Kaoru terdiam. Tidak membalas perkataan ibunya. Dirinya tidak sanggup untuk berkata-kata. Kaoru tidak pernah sanggup.

Dua orang yang terus merasa bersalah karena telah meninggalkan dua orang paling disayanginya di dunia ini. Mereka tidak menyangka ini akan jadi karma seumur hidup. Akhirnya jatuh ke dalam jurang yang dalam, tidak lagi naik ke atas di mana ada dua orang mengulurkan tangan untuk membantunya. Mereka tidak pernah tahu itu.

Sekali kamu terjatuh, naiklah ke atas untuk menemukan celah menaiki tempat kamu terjatuh.
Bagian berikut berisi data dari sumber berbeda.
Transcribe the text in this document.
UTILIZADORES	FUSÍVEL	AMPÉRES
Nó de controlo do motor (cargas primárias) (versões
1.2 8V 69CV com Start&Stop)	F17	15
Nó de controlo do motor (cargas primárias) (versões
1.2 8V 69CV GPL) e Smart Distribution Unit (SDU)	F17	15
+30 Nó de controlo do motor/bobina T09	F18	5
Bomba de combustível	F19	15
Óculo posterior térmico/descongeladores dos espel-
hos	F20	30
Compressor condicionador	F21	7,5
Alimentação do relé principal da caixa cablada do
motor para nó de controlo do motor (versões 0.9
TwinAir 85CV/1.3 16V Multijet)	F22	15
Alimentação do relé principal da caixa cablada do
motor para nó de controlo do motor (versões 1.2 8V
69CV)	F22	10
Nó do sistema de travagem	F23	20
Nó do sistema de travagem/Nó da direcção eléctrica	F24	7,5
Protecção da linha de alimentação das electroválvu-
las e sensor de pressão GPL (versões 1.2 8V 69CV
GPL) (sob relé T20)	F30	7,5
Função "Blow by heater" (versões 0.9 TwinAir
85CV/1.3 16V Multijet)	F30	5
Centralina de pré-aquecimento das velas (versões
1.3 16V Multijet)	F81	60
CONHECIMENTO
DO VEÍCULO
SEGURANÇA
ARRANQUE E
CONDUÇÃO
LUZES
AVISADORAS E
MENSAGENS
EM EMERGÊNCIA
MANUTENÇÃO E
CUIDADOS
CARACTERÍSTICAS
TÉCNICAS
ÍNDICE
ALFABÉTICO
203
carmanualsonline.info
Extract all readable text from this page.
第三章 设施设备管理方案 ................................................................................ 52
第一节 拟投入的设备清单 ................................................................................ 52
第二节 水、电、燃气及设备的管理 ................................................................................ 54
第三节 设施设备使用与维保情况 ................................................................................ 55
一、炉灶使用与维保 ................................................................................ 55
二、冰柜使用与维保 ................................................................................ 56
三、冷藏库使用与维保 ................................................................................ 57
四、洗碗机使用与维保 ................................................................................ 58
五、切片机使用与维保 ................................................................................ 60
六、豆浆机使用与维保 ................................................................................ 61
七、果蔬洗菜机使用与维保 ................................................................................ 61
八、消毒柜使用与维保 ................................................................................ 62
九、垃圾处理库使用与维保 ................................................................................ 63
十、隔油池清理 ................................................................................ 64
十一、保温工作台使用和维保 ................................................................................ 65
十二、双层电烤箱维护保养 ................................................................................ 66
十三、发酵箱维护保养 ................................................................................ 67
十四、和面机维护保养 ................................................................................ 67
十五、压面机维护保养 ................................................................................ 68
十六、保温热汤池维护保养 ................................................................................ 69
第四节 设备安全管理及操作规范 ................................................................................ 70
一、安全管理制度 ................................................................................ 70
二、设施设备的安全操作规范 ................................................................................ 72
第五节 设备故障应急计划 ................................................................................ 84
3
Ambillah uluran tangan seseorang yang meminta bantuan. Jangan pernah sekalipun melepaskannya. Di saat kamu melepaskannya, dirimu tidak mengenal lagi dunia yang pernah kamu singgahi bersama orang itu. Kamu malah jatuh ke tempat tidak kamu ketahui dan ada rasa penyesalan di benakmu...

The End

..oOo..

A/N: Akhirnya bisa juga menulisnya. Tidak sia-sia. Fufu...
Terima kasih sudah membaca cerita ini. Terima kasih sudah meluangkan waktu, ya.